Rejimin devrilmesinin önünü açacak bir başka gösterge de, nüfusun çoğalması ve bunun bir sonucu olarak kırsal bölgelerden kentsel alanlara göçün artması, evsiz insanların çoğalması, şiddet olaylarının katlanmasıdır. Orta sınıf ve ordu aileleri arasında, “Besic” milisleri, Devrim Muhafızları ve hükümet yetkilileri arasında bile şiddet olayları yaşanmaktadır. Ayrıca, kamu hizmetlerinin seviyesi gittikçe düşmektedir.
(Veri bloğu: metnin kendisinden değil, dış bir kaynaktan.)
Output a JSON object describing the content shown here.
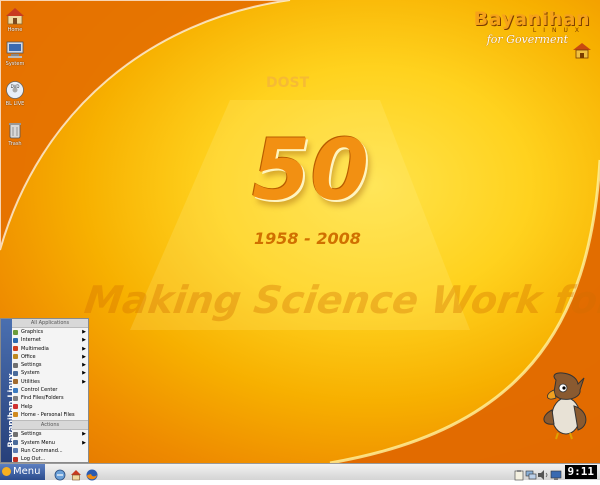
{
  "desktop": {
    "icons": [
      {
        "label": "Home",
        "icon": "home-folder-icon"
      },
      {
        "label": "System",
        "icon": "computer-icon"
      },
      {
        "label": "BL LIVE",
        "icon": "dvd-icon"
      },
      {
        "label": "Trash",
        "icon": "trash-icon"
      }
    ],
    "wallpaper": {
      "brand": "Bayanihan",
      "brand_sub": "LINUX",
      "brand_tag": "for Goverment",
      "dost": "DOST",
      "anniversary": "50",
      "years": "1958 - 2008",
      "motto": "Making Science Work for You"
    }
  },
  "start_menu": {
    "side_label": "Bayanihan Linux",
    "all_apps_header": "All Applications",
    "app_items": [
      {
        "label": "Graphics",
        "submenu": true,
        "color": "#6a9b3c"
      },
      {
        "label": "Internet",
        "submenu": true,
        "color": "#2a6ab0"
      },
      {
        "label": "Multimedia",
        "submenu": true,
        "color": "#d04020"
      },
      {
        "label": "Office",
        "submenu": true,
        "color": "#c08a20"
      },
      {
        "label": "Settings",
        "submenu": true,
        "color": "#707070"
      },
      {
        "label": "System",
        "submenu": true,
        "color": "#4a6a9a"
      },
      {
        "label": "Utilities",
        "submenu": true,
        "color": "#a06a30"
      },
      {
        "label": "Control Center",
        "submenu": false,
        "color": "#3a7ac0"
      },
      {
        "label": "Find Files/Folders",
        "submenu": false,
        "color": "#808080"
      },
      {
        "label": "Help",
        "submenu": false,
        "color": "#d03030"
      },
      {
        "label": "Home - Personal Files",
        "submenu": false,
        "color": "#d08a20"
      }
    ],
    "actions_header": "Actions",
    "action_items": [
      {
        "label": "Settings",
        "submenu": true,
        "color": "#707070"
      },
      {
        "label": "System Menu",
        "submenu": true,
        "color": "#4a6a9a"
      },
      {
        "label": "Run Command...",
        "submenu": false,
        "color": "#5a7ab0"
      },
      {
        "label": "Log Out...",
        "submenu": false,
        "color": "#c03020"
      }
    ]
  },
  "taskbar": {
    "menu_label": "Menu",
    "launchers": [
      "system-icon",
      "home-icon",
      "firefox-icon"
    ],
    "tray_icons": [
      "clipboard-icon",
      "network-icon",
      "volume-icon",
      "display-icon"
    ],
    "clock": "9:11"
  }
}
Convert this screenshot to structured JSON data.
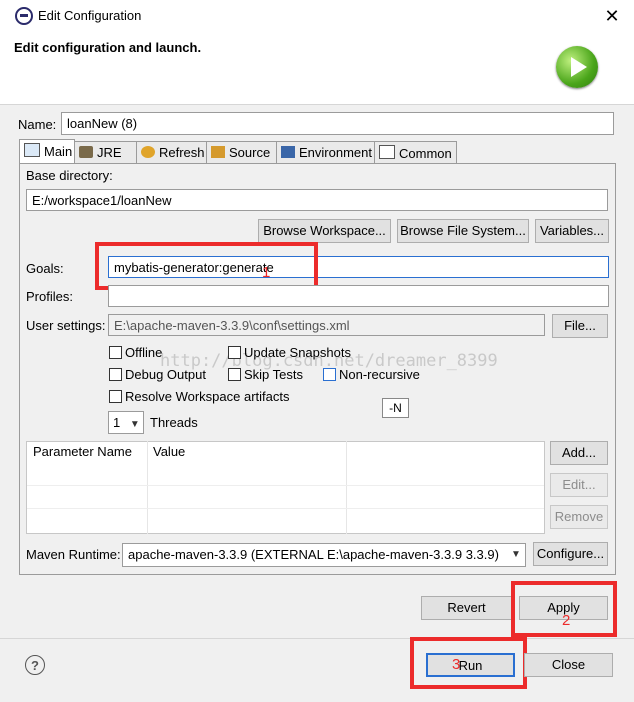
{
  "window": {
    "title": "Edit Configuration"
  },
  "banner": {
    "title": "Edit configuration and launch."
  },
  "name": {
    "label": "Name:",
    "value": "loanNew (8)"
  },
  "tabs": [
    {
      "label": "Main"
    },
    {
      "label": "JRE"
    },
    {
      "label": "Refresh"
    },
    {
      "label": "Source"
    },
    {
      "label": "Environment"
    },
    {
      "label": "Common"
    }
  ],
  "main": {
    "base_dir_label": "Base directory:",
    "base_dir_value": "E:/workspace1/loanNew",
    "browse_workspace": "Browse Workspace...",
    "browse_file_system": "Browse File System...",
    "variables": "Variables...",
    "goals_label": "Goals:",
    "goals_value": "mybatis-generator:generate",
    "profiles_label": "Profiles:",
    "profiles_value": "",
    "user_settings_label": "User settings:",
    "user_settings_value": "E:\\apache-maven-3.3.9\\conf\\settings.xml",
    "file_button": "File...",
    "offline": "Offline",
    "update_snapshots": "Update Snapshots",
    "debug_output": "Debug Output",
    "skip_tests": "Skip Tests",
    "non_recursive": "Non-recursive",
    "resolve_workspace": "Resolve Workspace artifacts",
    "threads_value": "1",
    "threads_label": "Threads",
    "tooltip": "-N",
    "watermark": "http://blog.csdn.net/dreamer_8399",
    "param_headers": [
      "Parameter Name",
      "Value"
    ],
    "add_button": "Add...",
    "edit_button": "Edit...",
    "remove_button": "Remove",
    "runtime_label": "Maven Runtime:",
    "runtime_value": "apache-maven-3.3.9 (EXTERNAL E:\\apache-maven-3.3.9 3.3.9)",
    "configure_button": "Configure..."
  },
  "footer": {
    "revert": "Revert",
    "apply": "Apply",
    "run": "Run",
    "close": "Close",
    "help": "?"
  },
  "annotations": {
    "n1": "1",
    "n2": "2",
    "n3": "3"
  },
  "colors": {
    "annotation_red": "#ec2b2b",
    "focus_blue": "#2a6fd1"
  }
}
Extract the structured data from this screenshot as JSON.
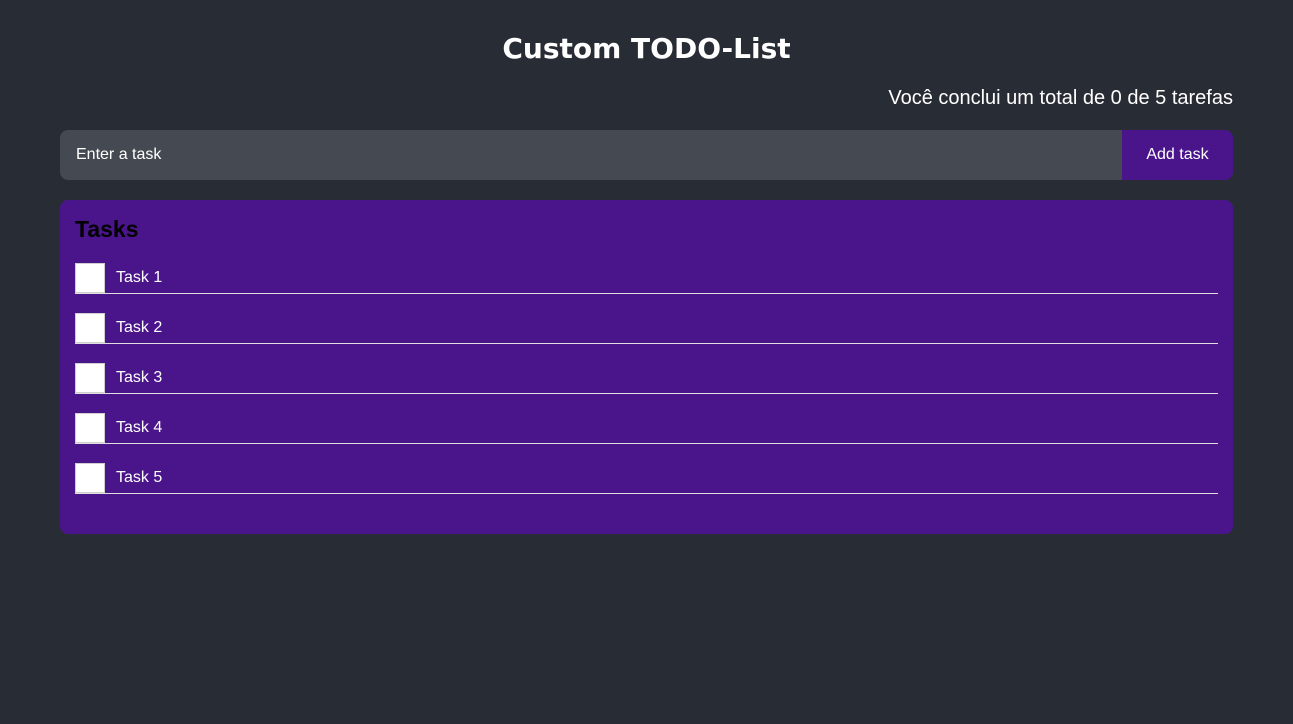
{
  "header": {
    "title": "Custom TODO-List"
  },
  "summary": {
    "text": "Você conclui um total de 0 de 5 tarefas",
    "completed": 0,
    "total": 5
  },
  "new_task": {
    "placeholder": "Enter a task",
    "value": "",
    "add_label": "Add task"
  },
  "tasks_panel": {
    "heading": "Tasks",
    "items": [
      {
        "label": "Task 1",
        "checked": false
      },
      {
        "label": "Task 2",
        "checked": false
      },
      {
        "label": "Task 3",
        "checked": false
      },
      {
        "label": "Task 4",
        "checked": false
      },
      {
        "label": "Task 5",
        "checked": false
      }
    ]
  },
  "colors": {
    "background": "#282c34",
    "accent": "#4a158a",
    "input_background": "#454a52",
    "text": "#ffffff",
    "heading_text": "#000000"
  }
}
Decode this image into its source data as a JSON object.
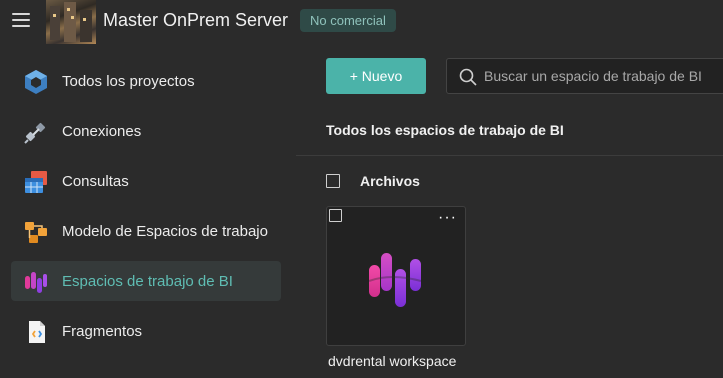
{
  "header": {
    "server_name": "Master OnPrem Server",
    "license_badge": "No comercial"
  },
  "sidebar": {
    "items": [
      {
        "label": "Todos los proyectos",
        "icon": "projects-cube-icon",
        "active": false
      },
      {
        "label": "Conexiones",
        "icon": "plug-connection-icon",
        "active": false
      },
      {
        "label": "Consultas",
        "icon": "query-table-icon",
        "active": false
      },
      {
        "label": "Modelo de Espacios de trabajo",
        "icon": "workspace-model-icon",
        "active": false
      },
      {
        "label": "Espacios de trabajo de BI",
        "icon": "bi-workspace-icon",
        "active": true
      },
      {
        "label": "Fragmentos",
        "icon": "fragments-icon",
        "active": false
      }
    ]
  },
  "toolbar": {
    "new_button_label": "+ Nuevo",
    "search_placeholder": "Buscar un espacio de trabajo de BI"
  },
  "main": {
    "section_title": "Todos los espacios de trabajo de BI",
    "group_label": "Archivos",
    "workspaces": [
      {
        "name": "dvdrental workspace",
        "more_label": "···"
      }
    ]
  },
  "colors": {
    "accent": "#4bb3a9",
    "active_text": "#5fbdb3",
    "badge_bg": "#2f4a47",
    "background": "#2b2b2b"
  }
}
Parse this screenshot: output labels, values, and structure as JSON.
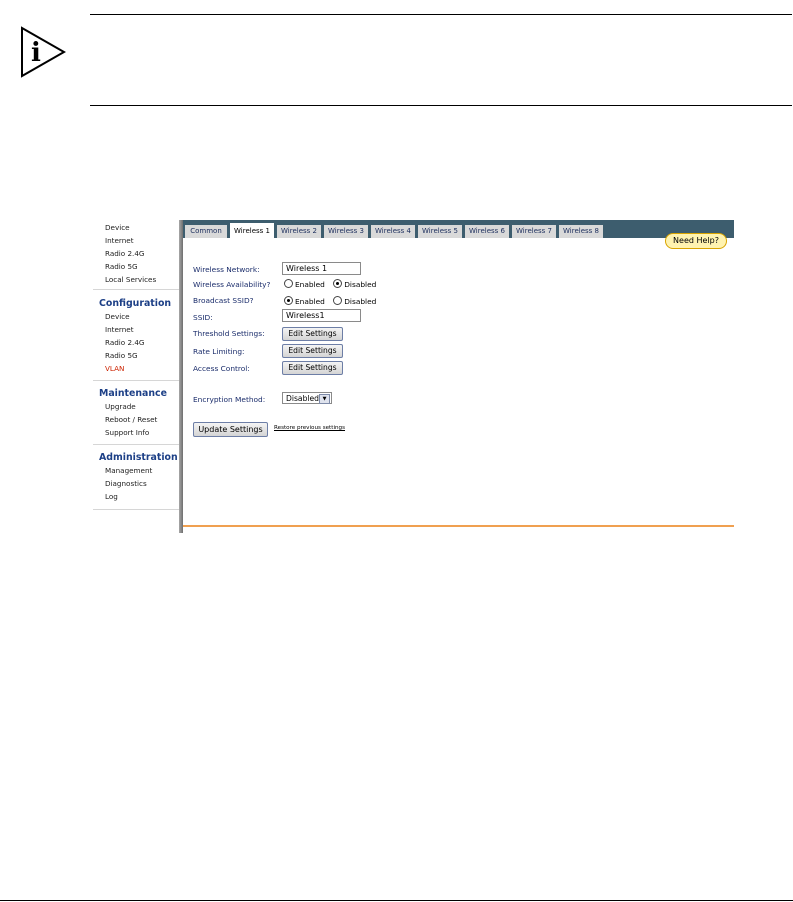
{
  "note": {
    "icon": "info-icon"
  },
  "sidebar": {
    "status_links": [
      "Device",
      "Internet",
      "Radio 2.4G",
      "Radio 5G",
      "Local Services"
    ],
    "configuration": {
      "title": "Configuration",
      "links": [
        "Device",
        "Internet",
        "Radio 2.4G",
        "Radio 5G",
        "VLAN"
      ]
    },
    "maintenance": {
      "title": "Maintenance",
      "links": [
        "Upgrade",
        "Reboot / Reset",
        "Support Info"
      ]
    },
    "administration": {
      "title": "Administration",
      "links": [
        "Management",
        "Diagnostics",
        "Log"
      ]
    }
  },
  "tabs": [
    "Common",
    "Wireless 1",
    "Wireless 2",
    "Wireless 3",
    "Wireless 4",
    "Wireless 5",
    "Wireless 6",
    "Wireless 7",
    "Wireless 8"
  ],
  "help_label": "Need Help?",
  "form": {
    "network_label": "Wireless Network:",
    "network_value": "Wireless 1",
    "availability_label": "Wireless Availability?",
    "broadcast_label": "Broadcast SSID?",
    "enabled": "Enabled",
    "disabled": "Disabled",
    "ssid_label": "SSID:",
    "ssid_value": "Wireless1",
    "threshold_label": "Threshold Settings:",
    "rate_label": "Rate Limiting:",
    "access_label": "Access Control:",
    "edit_label": "Edit Settings",
    "encryption_label": "Encryption Method:",
    "encryption_value": "Disabled",
    "update_label": "Update Settings",
    "restore_label": "Restore previous settings"
  },
  "colors": {
    "accent_orange": "#f0a050",
    "tabbar": "#3d5d6e",
    "link_active": "#cc2200"
  }
}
Elbette, İran’daki rejimin çöküşünün en önemli siyasi göstergesi, Devrim Muhafızları’nın yardımıyla otoriter bir rejim kuran Yüce Rehber Hamaney’in ölmesi olacaktır. Kendisi askeri, politik, ekonomik, sosyal, kültürel ve medeni bütün alanların üzerinde tam bir otoriteye sahiptir, bu yüzden ölümü birçok ihtimalin kapısını aralayacaktır.

Diğer taraftan, reform denemesi başarısız olmuştur ve bu rejimin ıslahı artık mümkün değildir. 2009 yılında “Yeşil Hareket” in bastırılmasından sonra böyle bir ihtimal kalmamıştır. Dolayısıyla, Velayet-i Fakih rejiminin iktidarı korumak için tek bir yolu var, o da bu protestocu vatandaşları bastırmaktır. Bu, Hamaney’in iktidarda kalmak için başvurduğu bir yoldur.

Ancak, tüm göstergeler, uluslararası toplumun ekonomik yaptırımları uygulamaya koyması ve devam ettirmesi halinde rejimin çökeceğine delalet etmektedir. Kasım ayında petrol ve doğal gaz ihracatı yasağı geldiğinde şartlar daha da zor hale gelecektir. Zira en önemli gelirlerinden mahrum kalacak, uluslararası bankacılık sisteminden de yoksun kalacaktır.

Buradan şu söylenebilir: Bu göstergeler bir bütün olarak veya tek tek, rejimin ayaklarının altındaki barut fıçısını patlatacak fitil mesabesinde olabilir.